DEAN FUJIOKAが綴る、新たな時代へ歩みを進める物語 “変異=Transmute”を掲げた意味とは?
福島生まれ(前作『History In The Making』には「Fukushima」というナンバーも収録)。マルチリンガル。アメリカでITを専攻し、卒業後アジア各国を訪問。香港、台北、ジャカルタで活動し、2015年以降は東京拠点で活動を続けているDEAN FUJIOKA。コスモポリタニズム的な思想とグローバルな視点はこれまでも幾つかの楽曲に反映されてきたが、今作でもいくつかの興味深いリリックがある。
〈Something greater is waiting for you/Plan B, you'd better have it 〉(「Plan B」)

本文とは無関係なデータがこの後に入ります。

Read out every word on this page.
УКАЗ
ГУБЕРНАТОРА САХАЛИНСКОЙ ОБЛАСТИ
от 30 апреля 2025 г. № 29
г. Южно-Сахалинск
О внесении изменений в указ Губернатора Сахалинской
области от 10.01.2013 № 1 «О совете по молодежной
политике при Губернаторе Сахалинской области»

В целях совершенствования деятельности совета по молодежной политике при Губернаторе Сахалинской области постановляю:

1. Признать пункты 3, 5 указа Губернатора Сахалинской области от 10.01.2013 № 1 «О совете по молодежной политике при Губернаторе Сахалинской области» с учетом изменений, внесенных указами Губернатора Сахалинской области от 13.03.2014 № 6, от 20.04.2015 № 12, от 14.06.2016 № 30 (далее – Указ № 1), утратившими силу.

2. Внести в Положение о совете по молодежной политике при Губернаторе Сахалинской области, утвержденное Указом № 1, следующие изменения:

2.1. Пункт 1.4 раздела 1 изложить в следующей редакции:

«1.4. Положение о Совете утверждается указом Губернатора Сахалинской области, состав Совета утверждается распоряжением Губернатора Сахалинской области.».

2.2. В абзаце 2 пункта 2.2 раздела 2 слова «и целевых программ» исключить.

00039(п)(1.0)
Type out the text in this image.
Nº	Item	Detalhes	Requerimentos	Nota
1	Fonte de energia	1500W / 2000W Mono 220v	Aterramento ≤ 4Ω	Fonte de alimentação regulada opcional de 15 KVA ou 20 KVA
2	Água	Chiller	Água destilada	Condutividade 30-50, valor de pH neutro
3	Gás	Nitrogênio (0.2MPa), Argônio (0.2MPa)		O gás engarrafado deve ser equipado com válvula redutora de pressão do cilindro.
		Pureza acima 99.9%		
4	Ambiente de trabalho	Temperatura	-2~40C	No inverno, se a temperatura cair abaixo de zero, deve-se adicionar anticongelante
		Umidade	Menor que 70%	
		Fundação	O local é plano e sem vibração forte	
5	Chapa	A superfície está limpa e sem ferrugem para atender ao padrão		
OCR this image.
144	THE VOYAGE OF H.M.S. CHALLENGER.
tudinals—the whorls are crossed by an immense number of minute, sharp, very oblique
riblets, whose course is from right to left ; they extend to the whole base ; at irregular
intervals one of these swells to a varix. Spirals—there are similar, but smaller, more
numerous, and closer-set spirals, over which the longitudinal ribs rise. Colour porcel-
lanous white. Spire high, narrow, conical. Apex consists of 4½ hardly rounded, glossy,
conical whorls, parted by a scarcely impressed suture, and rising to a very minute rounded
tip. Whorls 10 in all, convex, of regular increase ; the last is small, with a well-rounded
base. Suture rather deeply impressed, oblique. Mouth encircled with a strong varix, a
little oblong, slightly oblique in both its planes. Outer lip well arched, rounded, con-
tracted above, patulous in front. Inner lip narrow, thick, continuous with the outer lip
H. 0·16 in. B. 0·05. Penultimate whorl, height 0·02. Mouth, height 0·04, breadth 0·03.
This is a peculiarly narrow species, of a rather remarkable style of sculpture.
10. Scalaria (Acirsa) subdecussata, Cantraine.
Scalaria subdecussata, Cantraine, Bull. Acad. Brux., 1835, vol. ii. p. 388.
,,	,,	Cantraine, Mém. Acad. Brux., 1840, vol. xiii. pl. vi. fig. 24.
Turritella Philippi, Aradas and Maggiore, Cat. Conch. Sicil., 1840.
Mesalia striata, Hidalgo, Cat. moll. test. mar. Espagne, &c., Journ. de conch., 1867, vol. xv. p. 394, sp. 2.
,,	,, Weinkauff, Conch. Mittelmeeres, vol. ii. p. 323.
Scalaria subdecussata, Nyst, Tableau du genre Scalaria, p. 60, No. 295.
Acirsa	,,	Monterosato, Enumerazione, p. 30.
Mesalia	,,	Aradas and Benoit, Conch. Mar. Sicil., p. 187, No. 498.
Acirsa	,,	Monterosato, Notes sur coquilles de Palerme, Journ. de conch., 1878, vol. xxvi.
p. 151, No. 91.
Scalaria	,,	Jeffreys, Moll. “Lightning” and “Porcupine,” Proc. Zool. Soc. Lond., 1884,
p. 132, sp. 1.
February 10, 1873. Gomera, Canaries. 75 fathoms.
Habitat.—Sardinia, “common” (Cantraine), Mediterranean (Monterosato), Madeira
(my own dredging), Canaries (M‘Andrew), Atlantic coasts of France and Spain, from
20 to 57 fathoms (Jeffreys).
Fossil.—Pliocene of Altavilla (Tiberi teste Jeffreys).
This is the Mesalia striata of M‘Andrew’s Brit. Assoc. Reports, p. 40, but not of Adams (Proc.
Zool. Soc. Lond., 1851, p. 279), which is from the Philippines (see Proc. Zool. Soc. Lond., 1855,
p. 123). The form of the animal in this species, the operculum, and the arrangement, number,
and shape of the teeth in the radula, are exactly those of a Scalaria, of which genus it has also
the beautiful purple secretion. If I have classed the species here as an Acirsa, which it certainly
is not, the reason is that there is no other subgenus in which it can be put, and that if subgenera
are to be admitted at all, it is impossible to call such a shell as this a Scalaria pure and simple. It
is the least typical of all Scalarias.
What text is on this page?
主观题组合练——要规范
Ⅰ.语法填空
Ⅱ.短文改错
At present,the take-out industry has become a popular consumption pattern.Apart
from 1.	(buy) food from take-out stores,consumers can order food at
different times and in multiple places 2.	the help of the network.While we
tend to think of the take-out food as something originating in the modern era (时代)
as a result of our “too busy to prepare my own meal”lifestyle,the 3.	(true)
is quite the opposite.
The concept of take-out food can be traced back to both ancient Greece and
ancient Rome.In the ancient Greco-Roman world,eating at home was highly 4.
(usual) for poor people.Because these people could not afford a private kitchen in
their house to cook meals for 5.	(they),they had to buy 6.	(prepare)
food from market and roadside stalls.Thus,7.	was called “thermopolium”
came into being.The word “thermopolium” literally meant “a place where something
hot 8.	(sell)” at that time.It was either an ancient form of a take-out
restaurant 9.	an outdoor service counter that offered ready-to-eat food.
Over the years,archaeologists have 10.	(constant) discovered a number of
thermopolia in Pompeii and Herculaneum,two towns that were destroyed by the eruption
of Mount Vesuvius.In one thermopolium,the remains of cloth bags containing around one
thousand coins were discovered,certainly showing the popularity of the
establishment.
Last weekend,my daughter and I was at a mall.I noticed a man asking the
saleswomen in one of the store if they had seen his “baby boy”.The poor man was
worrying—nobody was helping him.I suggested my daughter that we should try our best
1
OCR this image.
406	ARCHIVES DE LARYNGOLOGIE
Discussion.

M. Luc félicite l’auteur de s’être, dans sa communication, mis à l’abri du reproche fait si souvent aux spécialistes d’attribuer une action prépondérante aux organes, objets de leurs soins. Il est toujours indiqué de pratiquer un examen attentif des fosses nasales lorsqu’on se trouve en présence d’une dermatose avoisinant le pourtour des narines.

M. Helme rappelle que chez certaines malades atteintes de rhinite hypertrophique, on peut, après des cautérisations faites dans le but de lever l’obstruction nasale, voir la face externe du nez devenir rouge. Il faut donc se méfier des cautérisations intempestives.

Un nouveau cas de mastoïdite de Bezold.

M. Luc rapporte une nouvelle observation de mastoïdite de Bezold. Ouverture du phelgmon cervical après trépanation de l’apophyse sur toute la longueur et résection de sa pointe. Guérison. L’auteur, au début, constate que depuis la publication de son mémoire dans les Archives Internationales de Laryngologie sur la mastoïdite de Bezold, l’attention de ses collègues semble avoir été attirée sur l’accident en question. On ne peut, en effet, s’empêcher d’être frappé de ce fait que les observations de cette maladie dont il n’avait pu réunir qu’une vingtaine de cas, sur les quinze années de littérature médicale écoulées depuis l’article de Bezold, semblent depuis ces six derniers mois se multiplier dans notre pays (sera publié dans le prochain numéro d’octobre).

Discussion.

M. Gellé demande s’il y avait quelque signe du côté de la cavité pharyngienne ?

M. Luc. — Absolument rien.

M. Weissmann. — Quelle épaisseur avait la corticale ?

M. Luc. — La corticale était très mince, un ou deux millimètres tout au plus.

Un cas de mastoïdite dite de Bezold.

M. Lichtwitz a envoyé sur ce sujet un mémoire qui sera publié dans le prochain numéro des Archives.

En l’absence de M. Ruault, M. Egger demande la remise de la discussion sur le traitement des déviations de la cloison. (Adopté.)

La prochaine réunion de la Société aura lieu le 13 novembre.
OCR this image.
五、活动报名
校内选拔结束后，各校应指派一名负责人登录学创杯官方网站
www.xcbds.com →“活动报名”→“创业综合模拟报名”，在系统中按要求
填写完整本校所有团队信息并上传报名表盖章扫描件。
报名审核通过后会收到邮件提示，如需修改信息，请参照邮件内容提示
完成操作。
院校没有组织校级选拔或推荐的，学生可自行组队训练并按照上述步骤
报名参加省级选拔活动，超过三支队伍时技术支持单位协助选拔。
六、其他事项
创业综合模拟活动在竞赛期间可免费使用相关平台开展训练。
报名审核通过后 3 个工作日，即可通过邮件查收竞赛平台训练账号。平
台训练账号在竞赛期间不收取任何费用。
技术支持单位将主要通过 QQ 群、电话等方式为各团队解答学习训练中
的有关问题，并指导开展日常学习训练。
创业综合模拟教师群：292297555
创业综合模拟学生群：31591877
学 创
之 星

〈誰かとは違うこと 許せれば良い/駆け抜ける〉(「Runaway」)
〈つまずいても許せる社会/支える次世代 覚えていたい/Made in JPN 自然体で/東の更に東の果て〉(「Made In JPN」)
「違う選択肢があってもいい」という「Plan B」という発想は、“変異”(=Transmute)との呼応が感じ取れる。また「誰かと違うこと」への許容を歌う「Runaway」や、〈まさかの展開〉を夢に見つつもやるせなく繰り返される日常を描く「Made In JPN」のリリックのベースには、彼が見据える日本の閉塞感が敷かれているのではなかろうか。
〈君〉との再会を想い語りかけるように歌われる「Hiragana」で始まる本作は、やはり語りかけるように〈ぬくもり〉を歌う「Shelly」で幕を閉じる。永遠、距離、輪廻のような再会、距離、そしてぬくもり。DEAN FUJIOKAがこの時代を生きる一人として綴った最新の思想集とも言える『Transmute(Trinity)』は、力強く、またこの上なくやさしい。彼の新章という意味でも、前述の通り“聴きやすい”という点でも、本作で初めて本格的にDEAN FUJIOKAのアルバムを聴くというリスナーにもリコメンドしたい一作だ。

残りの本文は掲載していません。